Графиня подала ему руку.
- Бедный ты идеалист! - со вздохом промолвила она. - Если б ты только знал, как мне жалко и тебя, и себя: ничего в будущем, никакой надежды... А если нам на минуту и засияет счастье, то не иначе, как среди лжи и обмана.
Она еще более приблизилась к Вацдорфу, одну руку положила ему на плечо, а другой обняла его за шею.
- Да, эта жизнь, - прошептала она, - это такая жизнь, что для того, чтобы переносить ее, нужно быть пьяным...
- И обманщиком! - прибавил Вацдорф, схватив ее руку и страстно прижимая к губам. - Франя! Нет, ты меня не любишь! Больше, чем меня, ты любишь жизнь, свет и твои золотые цепи!
Графиня печально поникла головой.
- Кто знает, - тихо сказала она, - я сама себя не знаю. Меня воспитали, убаюкивая ложью, и учили обману и притворству, возбуждая в то же время желание впечатлений, увеселений и роскоши. Я даже не уверена в своем сердце; начиная жить, я уже была испорчена.
- Любовь излечила бы нас обоих, - страстно проговорил Вацдорф, смотря ей в глаза. - Я тоже был обыкновенным придворным до тех пор, пока не полюбил тебя... Эта любовь, подобно огню, очистила меня, и я стал человеком.
Графиня шепотом ему что-то сказала и склонила голову на его плечо. Вацдорф равно как и она, по-видимому, забыл обо всем, кроме себя; глаза их говорили лучше, чем слова; руки их встретились и сплелись.
Они забылись до того, что не услышали, как скрипнули двери, которыми вошел Вацдорф, и не заметили показавшегося в них грозного, мрачного, бледного и пылающего гневом лица матери. Она вошла и остановилась, словно окаменелая, увидав дочь с мужчиной, которого она не могла узнать... Гнев не позволял ей вымолвить ни слова...
Наконец, она пришла в себя, сделала шаг вперед и прежде, чем ее заметили, рванула Вацдорфа за руку.
Выражение глаз ее было ужасающе, губы дрожали.
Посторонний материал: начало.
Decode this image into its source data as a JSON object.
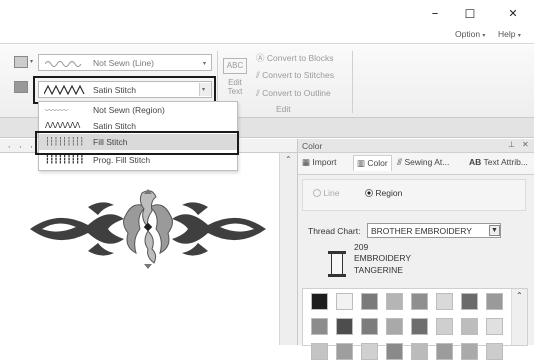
{
  "window": {
    "minimize_glyph": "–",
    "maximize_glyph": "☐",
    "close_glyph": "✕"
  },
  "menu": {
    "option_label": "Option",
    "help_label": "Help",
    "arrow": "▾",
    "extra_arrow": "▾"
  },
  "ribbon": {
    "line_sew_dropdown_value": "Not Sewn (Line)",
    "region_sew_dropdown_value": "Satin Stitch",
    "edit_text_icon_label": "ABC",
    "edit_text_label_line1": "Edit",
    "edit_text_label_line2": "Text",
    "convert_blocks_label": "Convert to Blocks",
    "convert_stitches_label": "Convert to Stitches",
    "convert_outline_label": "Convert to Outline",
    "edit_group_label": "Edit"
  },
  "dropdown_list": {
    "items": [
      {
        "label": "Not Sewn (Region)",
        "glyph": "〰〰〰"
      },
      {
        "label": "Satin Stitch",
        "glyph": "ΛΛΛΛΛΛΛ"
      },
      {
        "label": "Fill Stitch",
        "glyph": "┆┆┆┆┆┆┆┆┆"
      },
      {
        "label": "Prog. Fill Stitch",
        "glyph": "┇┇┇┇┇┇┇┇┇"
      }
    ],
    "selected_index": 2
  },
  "ruler": {
    "marks": ",    ,    ,    ,    ,    ,    ,    ,    ,    ,"
  },
  "color_panel": {
    "title": "Color",
    "pin_glyph": "⊥",
    "close_glyph": "✕",
    "tabs": [
      {
        "label": "Import"
      },
      {
        "label": "Color"
      },
      {
        "label": "Sewing At..."
      },
      {
        "label": "Text Attrib..."
      }
    ],
    "line_radio_label": "Line",
    "region_radio_label": "Region",
    "thread_chart_label": "Thread Chart:",
    "thread_chart_value": "BROTHER EMBROIDERY",
    "thread_code": "209",
    "thread_brand": "EMBROIDERY",
    "thread_name": "TANGERINE",
    "swatch_colors_row1": [
      "#1e1e1e",
      "#f2f2f2",
      "#7a7a7a",
      "#b5b5b5",
      "#8f8f8f",
      "#d9d9d9",
      "#6b6b6b",
      "#9a9a9a"
    ],
    "swatch_colors_row2": [
      "#8c8c8c",
      "#4d4d4d",
      "#7c7c7c",
      "#a9a9a9",
      "#6e6e6e",
      "#cfcfcf",
      "#bdbdbd",
      "#e0e0e0"
    ],
    "swatch_colors_row3": [
      "#c4c4c4",
      "#9e9e9e",
      "#d0d0d0",
      "#8a8a8a",
      "#bbbbbb",
      "#9c9c9c",
      "#aaaaaa",
      "#cccccc"
    ]
  },
  "colors": {
    "highlight_border": "#1a1a1a",
    "selected_item_bg": "#dadada"
  }
}
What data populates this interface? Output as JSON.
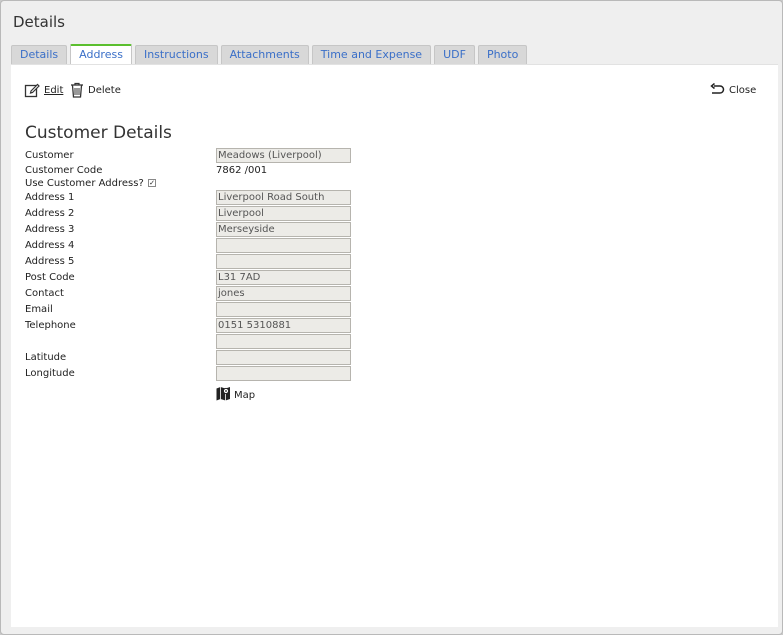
{
  "dialog": {
    "title": "Details"
  },
  "tabs": [
    {
      "label": "Details",
      "active": false
    },
    {
      "label": "Address",
      "active": true
    },
    {
      "label": "Instructions",
      "active": false
    },
    {
      "label": "Attachments",
      "active": false
    },
    {
      "label": "Time and Expense",
      "active": false
    },
    {
      "label": "UDF",
      "active": false
    },
    {
      "label": "Photo",
      "active": false
    }
  ],
  "toolbar": {
    "edit_label": "Edit",
    "delete_label": "Delete",
    "close_label": "Close"
  },
  "section": {
    "title": "Customer Details"
  },
  "form": {
    "customer_label": "Customer",
    "customer_value": "Meadows (Liverpool)",
    "customer_code_label": "Customer Code",
    "customer_code_value": "7862 /001",
    "use_customer_address_label": "Use Customer Address?",
    "use_customer_address_checked": true,
    "address1_label": "Address 1",
    "address1_value": "Liverpool Road South",
    "address2_label": "Address 2",
    "address2_value": "Liverpool",
    "address3_label": "Address 3",
    "address3_value": "Merseyside",
    "address4_label": "Address 4",
    "address4_value": "",
    "address5_label": "Address 5",
    "address5_value": "",
    "postcode_label": "Post Code",
    "postcode_value": "L31 7AD",
    "contact_label": "Contact",
    "contact_value": "jones",
    "email_label": "Email",
    "email_value": "",
    "telephone_label": "Telephone",
    "telephone_value": "0151 5310881",
    "telephone2_value": "",
    "latitude_label": "Latitude",
    "latitude_value": "",
    "longitude_label": "Longitude",
    "longitude_value": "",
    "map_label": "Map"
  }
}
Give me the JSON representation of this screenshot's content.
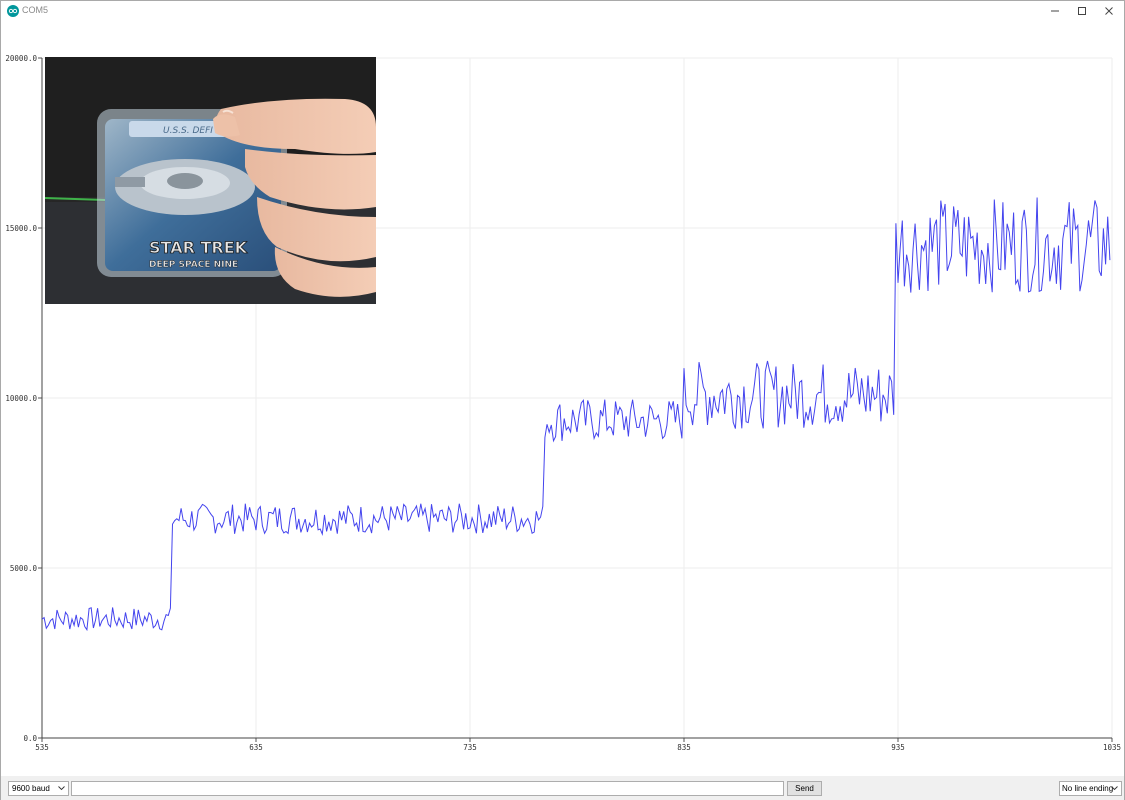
{
  "window": {
    "title": "COM5"
  },
  "plot": {
    "line_color": "#4444ee",
    "grid_color": "#eeeeee",
    "inset_image": "photo-hand-holding-star-trek-deep-space-nine-card"
  },
  "chart_data": {
    "type": "line",
    "title": "",
    "xlabel": "",
    "ylabel": "",
    "xlim": [
      535,
      1035
    ],
    "ylim": [
      0,
      20000
    ],
    "x_ticks": [
      "535",
      "635",
      "735",
      "835",
      "935",
      "1035"
    ],
    "y_ticks": [
      "0.0",
      "5000.0",
      "10000.0",
      "15000.0",
      "20000.0"
    ],
    "grid": true,
    "series": [
      {
        "color": "#4444ee",
        "segments": [
          {
            "x_start": 535,
            "x_end": 596,
            "mean": 3500,
            "amplitude": 350
          },
          {
            "x_start": 596,
            "x_end": 770,
            "mean": 6450,
            "amplitude": 450
          },
          {
            "x_start": 770,
            "x_end": 835,
            "mean": 9350,
            "amplitude": 650
          },
          {
            "x_start": 835,
            "x_end": 934,
            "mean": 10100,
            "amplitude": 1000
          },
          {
            "x_start": 934,
            "x_end": 1035,
            "mean": 14500,
            "amplitude": 1400
          }
        ]
      }
    ]
  },
  "controls": {
    "baud": "9600 baud",
    "input_value": "",
    "send_label": "Send",
    "line_ending": "No line ending"
  }
}
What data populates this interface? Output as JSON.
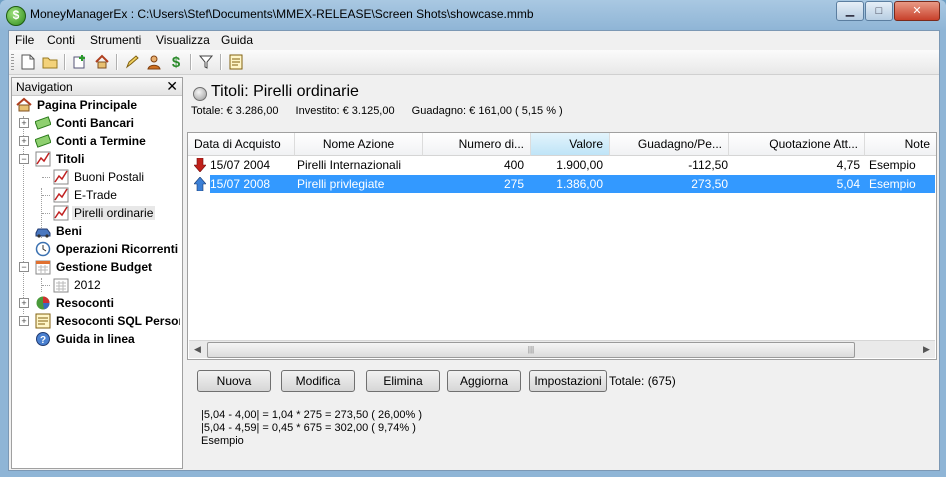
{
  "window": {
    "title": "MoneyManagerEx : C:\\Users\\Stef\\Documents\\MMEX-RELEASE\\Screen Shots\\showcase.mmb",
    "minimize_label": "▁",
    "maximize_label": "□",
    "close_label": "✕"
  },
  "menu": {
    "items": [
      "File",
      "Conti",
      "Strumenti",
      "Visualizza",
      "Guida"
    ]
  },
  "toolbar": {
    "icons": [
      "new-file-icon",
      "open-folder-icon",
      "new-account-icon",
      "home-icon",
      "edit-icon",
      "payee-icon",
      "currency-icon",
      "filter-icon",
      "report-icon"
    ]
  },
  "navigation": {
    "title": "Navigation",
    "close_label": "✕",
    "items": [
      {
        "label": "Pagina Principale",
        "icon": "home-icon",
        "bold": true
      },
      {
        "label": "Conti Bancari",
        "icon": "money-icon",
        "bold": true
      },
      {
        "label": "Conti a Termine",
        "icon": "money-icon",
        "bold": true
      },
      {
        "label": "Titoli",
        "icon": "stocks-icon",
        "bold": true
      },
      {
        "label": "Buoni Postali",
        "icon": "stocks-icon",
        "bold": false
      },
      {
        "label": "E-Trade",
        "icon": "stocks-icon",
        "bold": false
      },
      {
        "label": "Pirelli ordinarie",
        "icon": "stocks-icon",
        "bold": false
      },
      {
        "label": "Beni",
        "icon": "car-icon",
        "bold": true
      },
      {
        "label": "Operazioni Ricorrenti",
        "icon": "clock-icon",
        "bold": true
      },
      {
        "label": "Gestione Budget",
        "icon": "calendar-icon",
        "bold": true
      },
      {
        "label": "2012",
        "icon": "calendar-icon",
        "bold": false
      },
      {
        "label": "Resoconti",
        "icon": "pie-chart-icon",
        "bold": true
      },
      {
        "label": "Resoconti SQL Personalizzati",
        "icon": "report-icon",
        "bold": true
      },
      {
        "label": "Guida in linea",
        "icon": "help-icon",
        "bold": true
      }
    ]
  },
  "main": {
    "title": "Titoli: Pirelli ordinarie",
    "summary": {
      "total": "Totale: € 3.286,00",
      "invested": "Investito: € 3.125,00",
      "gain": "Guadagno: € 161,00  ( 5,15 % )"
    },
    "columns": [
      "Data di Acquisto",
      "Nome Azione",
      "Numero di...",
      "Valore",
      "Guadagno/Pe...",
      "Quotazione Att...",
      "Note"
    ],
    "rows": [
      {
        "date": "15/07 2004",
        "name": "Pirelli Internazionali",
        "qty": "400",
        "value": "1.900,00",
        "gain": "-112,50",
        "price": "4,75",
        "note": "Esempio",
        "trend": "down",
        "selected": false
      },
      {
        "date": "15/07 2008",
        "name": "Pirelli privlegiate",
        "qty": "275",
        "value": "1.386,00",
        "gain": "273,50",
        "price": "5,04",
        "note": "Esempio",
        "trend": "up",
        "selected": true
      }
    ],
    "buttons": {
      "new": "Nuova",
      "edit": "Modifica",
      "delete": "Elimina",
      "refresh": "Aggiorna",
      "settings": "Impostazioni"
    },
    "total_count": "Totale: (675)",
    "info_lines": [
      "|5,04 - 4,00| = 1,04 * 275 = 273,50 ( 26,00% )",
      "|5,04 - 4,59| = 0,45 * 675 = 302,00 ( 9,74% )",
      "Esempio"
    ]
  },
  "colors": {
    "selection": "#3399ff",
    "sorted_header": "#bfe4f7",
    "down_arrow": "#c0201a",
    "up_arrow": "#3b7fd6"
  }
}
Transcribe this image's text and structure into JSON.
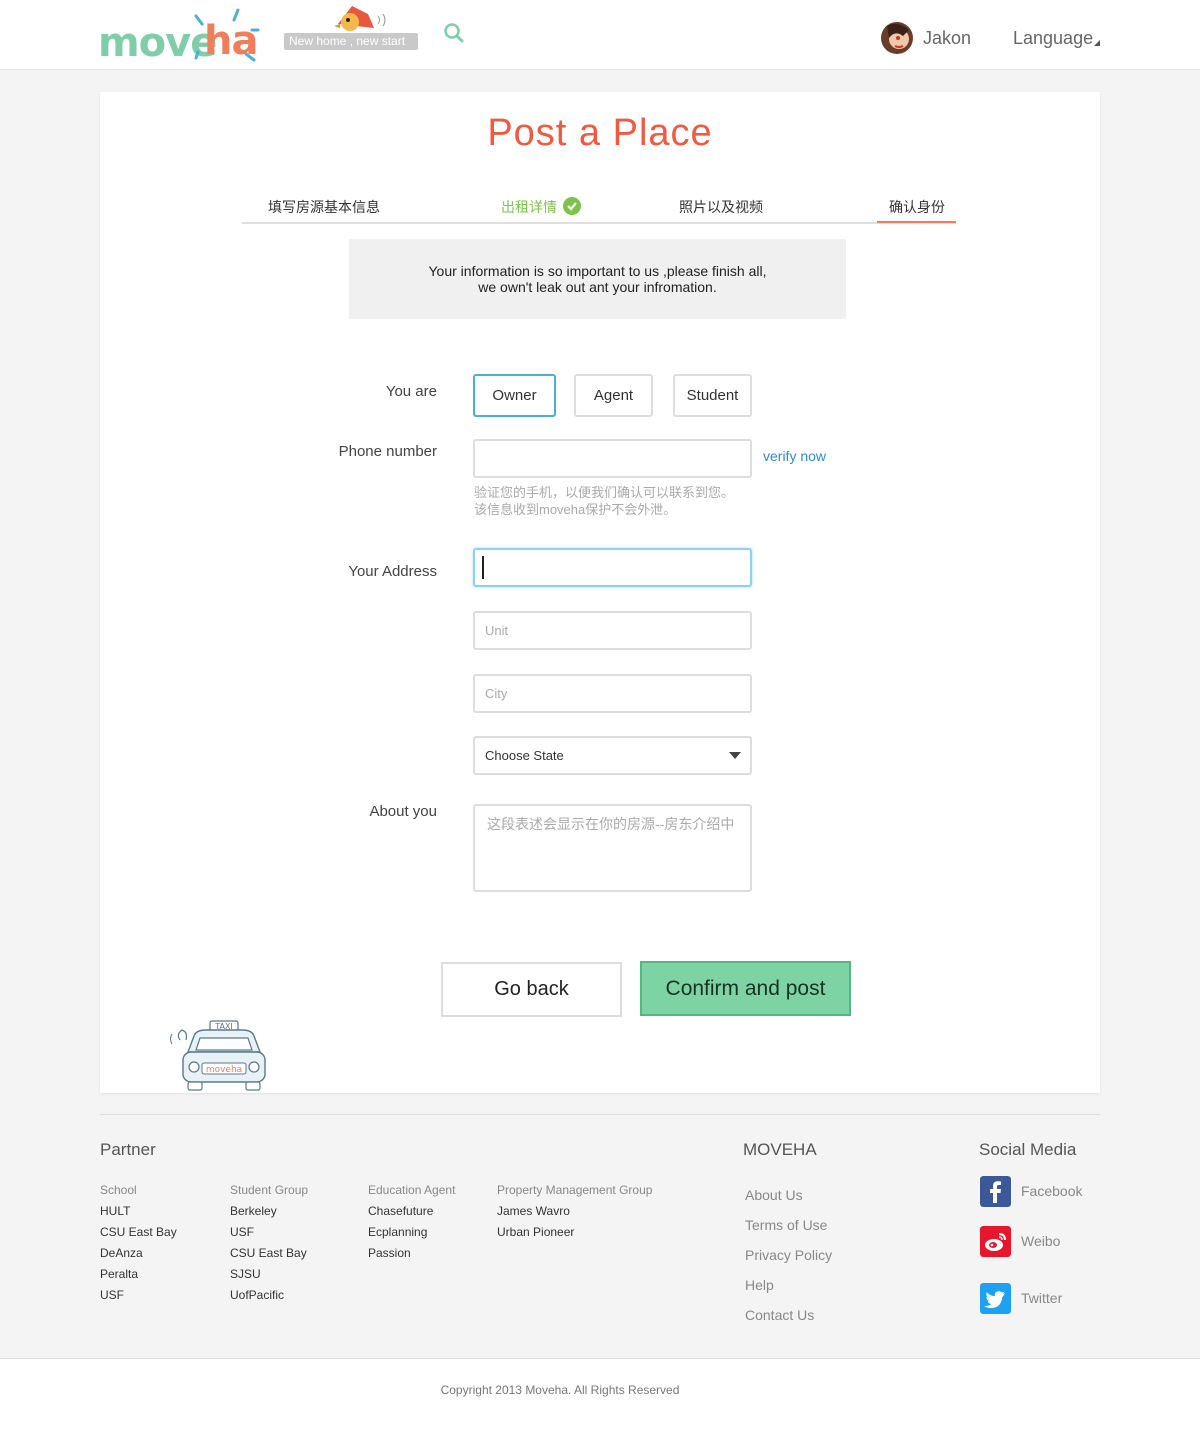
{
  "header": {
    "logo_part1": "move",
    "logo_part2": "ha",
    "tagline": "New home , new start",
    "user_name": "Jakon",
    "language_label": "Language"
  },
  "page": {
    "title": "Post  a Place",
    "steps": [
      {
        "label": "填写房源基本信息",
        "state": "default"
      },
      {
        "label": "出租详情",
        "state": "done"
      },
      {
        "label": "照片以及视频",
        "state": "default"
      },
      {
        "label": "确认身份",
        "state": "current"
      }
    ],
    "notice_line1": "Your information is so important to us ,please finish all,",
    "notice_line2": "we own't leak out ant your infromation."
  },
  "form": {
    "you_are_label": "You are",
    "roles": [
      {
        "label": "Owner",
        "selected": true
      },
      {
        "label": "Agent",
        "selected": false
      },
      {
        "label": "Student",
        "selected": false
      }
    ],
    "phone_label": "Phone number",
    "phone_value": "",
    "verify_link": "verify now",
    "phone_hint_line1": "验证您的手机，以便我们确认可以联系到您。",
    "phone_hint_line2": "该信息收到moveha保护不会外泄。",
    "address_label": "Your Address",
    "address_value": "",
    "unit_placeholder": "Unit",
    "city_placeholder": "City",
    "state_selected": "Choose State",
    "about_label": "About you",
    "about_placeholder": "这段表述会显示在你的房源--房东介绍中"
  },
  "actions": {
    "back_label": "Go back",
    "confirm_label": "Confirm and post"
  },
  "mascot": {
    "taxi_sign": "TAXI",
    "plate": "moveha"
  },
  "footer": {
    "partner_heading": "Partner",
    "partner_columns": [
      {
        "heading": "School",
        "items": [
          "HULT",
          "CSU East Bay",
          "DeAnza",
          "Peralta",
          "USF"
        ]
      },
      {
        "heading": "Student Group",
        "items": [
          "Berkeley",
          "USF",
          "CSU East Bay",
          "SJSU",
          "UofPacific"
        ]
      },
      {
        "heading": "Education Agent",
        "items": [
          "Chasefuture",
          "Ecplanning",
          "Passion"
        ]
      },
      {
        "heading": "Property Management Group",
        "items": [
          "James Wavro",
          "Urban Pioneer"
        ]
      }
    ],
    "moveha_heading": "MOVEHA",
    "moveha_links": [
      "About Us",
      "Terms of Use",
      "Privacy Policy",
      "Help",
      "Contact Us"
    ],
    "social_heading": "Social Media",
    "social_links": [
      {
        "label": "Facebook",
        "icon": "facebook-icon",
        "color": "#3b5998"
      },
      {
        "label": "Weibo",
        "icon": "weibo-icon",
        "color": "#e6162d"
      },
      {
        "label": "Twitter",
        "icon": "twitter-icon",
        "color": "#1da1f2"
      }
    ],
    "copyright": "Copyright 2013 Moveha.  All Rights Reserved"
  },
  "colors": {
    "brand_green": "#7fcea9",
    "brand_orange": "#f07e5a",
    "title_red": "#f05a40",
    "confirm_bg": "#7ed3a4",
    "link_blue": "#2d8ec9",
    "step_done": "#7dc24a"
  }
}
Франя подняла глаза и увидела перед собой грозное лицо матери. Нисколько не испуганная, она только сделала шаг назад, а Вацдорф машинально хватился за эфес шпаги, не видя еще, кто их накрыл. Только, когда обернувшись, он увидел графиню, он остановился бледный и смущенный, как преступник, уличенный на месте преступления.
Главная ключница от гнева не могла вымолвить ни слова. Она только прерывисто дышала и, схватившись одной рукой за грудь, другою повелительно указала Вацдорфу на двери. Но тот, прежде чем послушаться ее, нагнулся к руке Франи, которую она ему протянула, и прижал ее к губам; но мать вырвала ее у него, заслонила собой дочь и, дрожа, опять указала на двери.
Христиан взглянул на побледневшую Франю и медленно вышел. Графиня упала на диван... Франя же стояла холодная и равнодушная, как статуя, только личико ее покрылось бледностью. У графини потекли слезы из глаз.
- Бесстыдная! - насилу могла вымолвить она. - Ты дошла уже до того, что в твоей собственной квартире, на глазах у всего двора назначаешь свидания мужчинам!
- Потому что я люблю его! - сухо отвечала дочь. - Да, я люблю его!
- Чудовище! И ты еще смеешь говорить мне это!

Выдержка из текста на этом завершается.